Das Erste, was man von Leroy Sané sah, waren Haare. Er steckte seinen Lockenkopf aus einem schwarzen Minivan, schaute hoch zum Hotel der deutschen Nationalmannschaft am Englischen Garten in München und lächelte. Es war die Ankunft eines Verschmähten, der durchaus mit dem Gefühl zurück in den Kreis der DFB-Auswahl kehren konnte, dass man ihn besser mitgenommen hätte zur WM nach Russland.

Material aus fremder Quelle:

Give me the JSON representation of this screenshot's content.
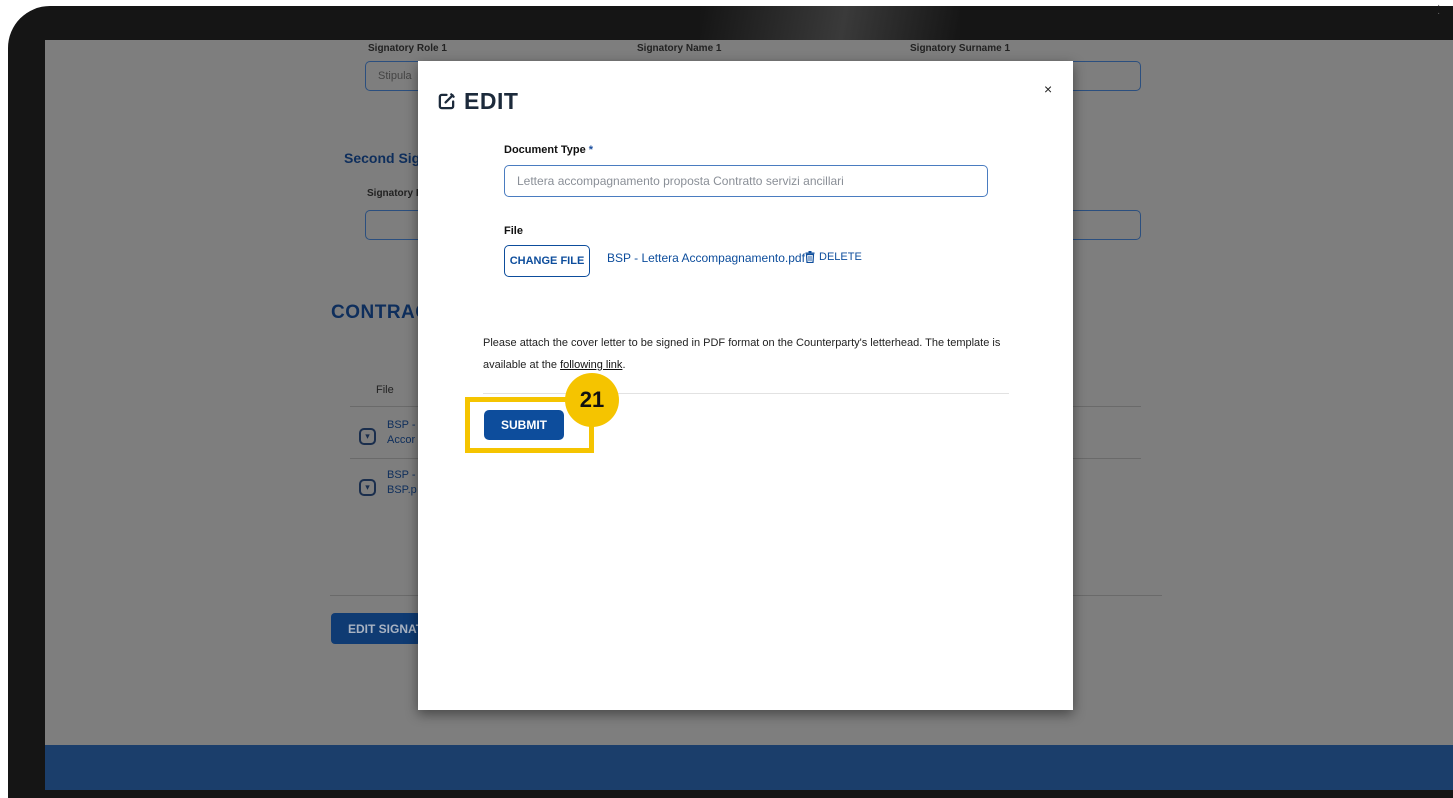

Ohne Sané blamierte sich Deutschland. Und nun, da man vor den Trümmern der einstigen Weltmeisternation steht und überlegt, wie man sie wieder aufbauen kann, sucht Bundestrainer Joachim Löw dringend nach einem Spielertypen, der die neue harte Währung im Weltfußball darstellt: schneller Eins-gegen-Eins-Profi, Typ Kylian Mbappé.

In Südtirol fehlte ihm die Einstellung

Leroy Sané ist nicht auf dem Leistungsniveau des französischen Weltstars. Aber er gehört zu jener seltenen Gattung. Der 22 Jahre alte Flügelspieler von Manchester City ist, was Löws Elf beim Neustart braucht: schnell, dribbelstark und um unkonventionelle Lösungen bemüht. Das hat der ehemalige Schalker auf höchstem Niveau bewiesen. Am englischen Meistertitel seines Vereins 2018 hatte der Linksaußen mit zehn Toren und 15 Vorlagen in 32 Spielen einen hohen Anteil. Er wurde zum besten Nachwuchsspieler der Premier League gewählt. Deshalb wunderte sich die internationale Fachwelt, als ihn Löw im WM-Trainingslager in Eppan aus dem endgültigen Aufgebot strich. Aus Löws Sicht allerdings war der Verzicht zwingend. Denn Sané ist nicht nur ein Problemlöser für den 58-Jährigen, sondern auch ein Problem.

Erkundigt man sich vor dem ersten Post-WM-Länderspiel gegen Weltmeister Frankreich am Donnerstag (20.45 Uhr/ZDF) in der neu gegründeten Nations League nach Sané, bekommt man hinter vorgehaltener Hand zu hören: „Seine Einstellung war das Problem.“ Sané soll in Südtirol ein eigenwilliges Leben geführt haben.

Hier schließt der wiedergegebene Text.